Canada's fourth-largest cable TV company will get a toehold in the U.S. market with a $1.36-billion US deal to buy regional provider Atlantic Broadband, the Montreal company's first big acquisition since its failed venture into Portugal.
Cogeco Cable Inc.'s purchase of Atlantic Broadband will give it a presence in five eastern states stretching from Pennsylvania to Florida.
"This is an attractive entry point into the United States market," president and chief executive Louis Audet said during a conference call Wednesday to discuss the deal.
"The quality of the infrastructure is high and this provides a nice increase to Cogeco Cable and gives us potential to grow further. There is room for further U.S. growth either through an increase in penetration of all of the services or through tuck-in acquisitions, a number of which are available," Audet said.
Atlantic Broadband is the 14th-largest cable television system operator in the United States, with operations in Pennsylvania, Florida, Maryland, Delaware and South Carolina and 252,000 basic cable customers. The privately owned company also offers Internet and telephone services to residential and business customers.
Cogeco Cable has had trouble expanding beyond its Canadian base, with an expansion into Europe through the purchase of a Portuguese company turning into a money-losing proposition.

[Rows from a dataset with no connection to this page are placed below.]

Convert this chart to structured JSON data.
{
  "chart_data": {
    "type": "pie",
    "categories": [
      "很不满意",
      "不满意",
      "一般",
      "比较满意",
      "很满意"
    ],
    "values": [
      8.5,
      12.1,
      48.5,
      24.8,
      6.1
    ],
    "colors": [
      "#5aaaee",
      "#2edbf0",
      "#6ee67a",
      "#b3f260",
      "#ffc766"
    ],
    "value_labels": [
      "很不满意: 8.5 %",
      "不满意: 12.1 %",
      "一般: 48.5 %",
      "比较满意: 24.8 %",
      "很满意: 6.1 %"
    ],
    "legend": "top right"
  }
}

Cogeco sold its Portuguese cable operation earlier this year for more than $59 million after purchasing it for about $600 million in 2006.
When asked if shareholders should be concerned after the failed Portuguese acquisition, Audet said there shouldn't be any worry.

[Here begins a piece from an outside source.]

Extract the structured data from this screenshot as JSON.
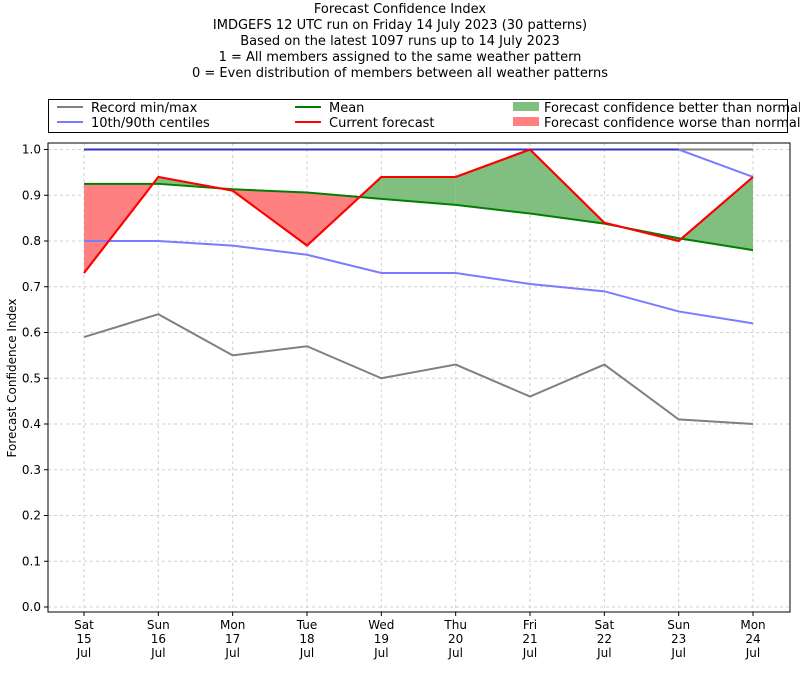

"I am sorry that people could imagine such concerns," he told analysts.
Audet noted there was little room for acquisitions left at home and said "consolidation is substantially over" in Canada.
U.S. difficult to crack
Cogeco Cable, which operates primarily in Ontario and Quebec, says it will buy Atlantic Broadband for a combination of cash on hand and money borrowed under existing financing agreements.

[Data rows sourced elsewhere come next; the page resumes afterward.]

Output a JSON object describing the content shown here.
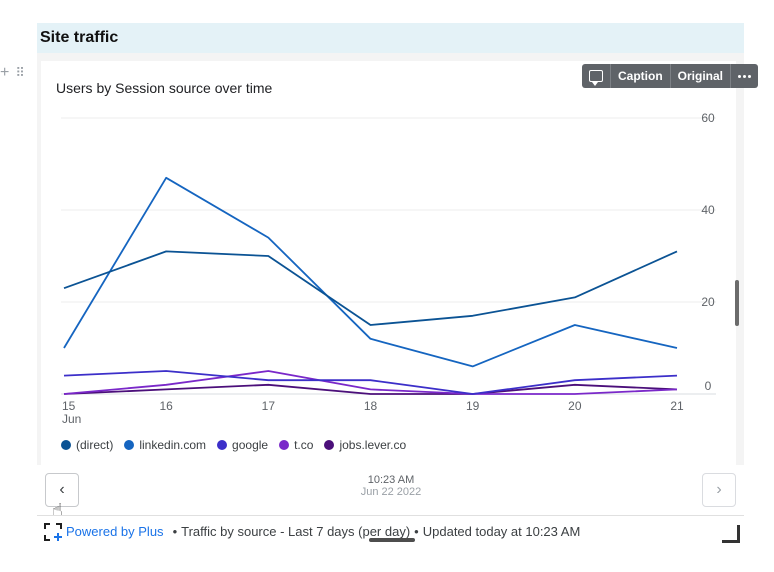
{
  "section": {
    "title": "Site traffic"
  },
  "toolbar": {
    "caption_label": "Caption",
    "original_label": "Original"
  },
  "timestamp": {
    "time": "10:23 AM",
    "date": "Jun 22 2022"
  },
  "footer": {
    "powered_by": "Powered by Plus",
    "separator": "•",
    "description": "Traffic by source - Last 7 days (per day)",
    "updated": "Updated today at 10:23 AM"
  },
  "colors": {
    "header_bg": "#e4f2f7",
    "toolbar_bg": "#5f6368",
    "link": "#1a73e8"
  },
  "icons": [
    "plus-icon",
    "drag-handle-icon",
    "comment-icon",
    "more-icon",
    "chevron-left-icon",
    "chevron-right-icon",
    "plus-logo-icon",
    "resize-handle-icon"
  ],
  "chart_data": {
    "type": "line",
    "title": "Users by Session source over time",
    "x": [
      "15",
      "16",
      "17",
      "18",
      "19",
      "20",
      "21"
    ],
    "x_sublabel": "Jun",
    "y_ticks": [
      0,
      20,
      40,
      60
    ],
    "ylim": [
      0,
      60
    ],
    "y_axis_position": "right",
    "grid": true,
    "legend_position": "bottom-left",
    "series": [
      {
        "name": "(direct)",
        "color": "#0b5394",
        "values": [
          23,
          31,
          30,
          15,
          17,
          21,
          31
        ]
      },
      {
        "name": "linkedin.com",
        "color": "#1565c0",
        "values": [
          10,
          47,
          34,
          12,
          6,
          15,
          10
        ]
      },
      {
        "name": "google",
        "color": "#3c2fc9",
        "values": [
          4,
          5,
          3,
          3,
          0,
          3,
          4
        ]
      },
      {
        "name": "t.co",
        "color": "#7a28c9",
        "values": [
          0,
          2,
          5,
          1,
          0,
          0,
          1
        ]
      },
      {
        "name": "jobs.lever.co",
        "color": "#4b0f7a",
        "values": [
          0,
          1,
          2,
          0,
          0,
          2,
          1
        ]
      }
    ]
  }
}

The U.S. market has often been difficult for Canadian companies to crack.
Both Rogers and Shaw — now Canada's two largest cable companies — made attempts at different times several years ago but later withdrew.
Audet said the Atlantic Broadband's market is geographically and competitively similar to Cogeco's.
"What you have in the U.S. is a competitive market, but different actors in various markets. It's very fragmented."
Job losses at Atlantic Broadband aren't expected with Cogeco absorbing all of its employees.
The proposed deal will require several regulatory approvals, including from U.S. competition and telecommunications bodies.
Atlantic Broadband is currently owned by a fund managed by ABRY Partners and by Oak Hill Capital Partners, LP.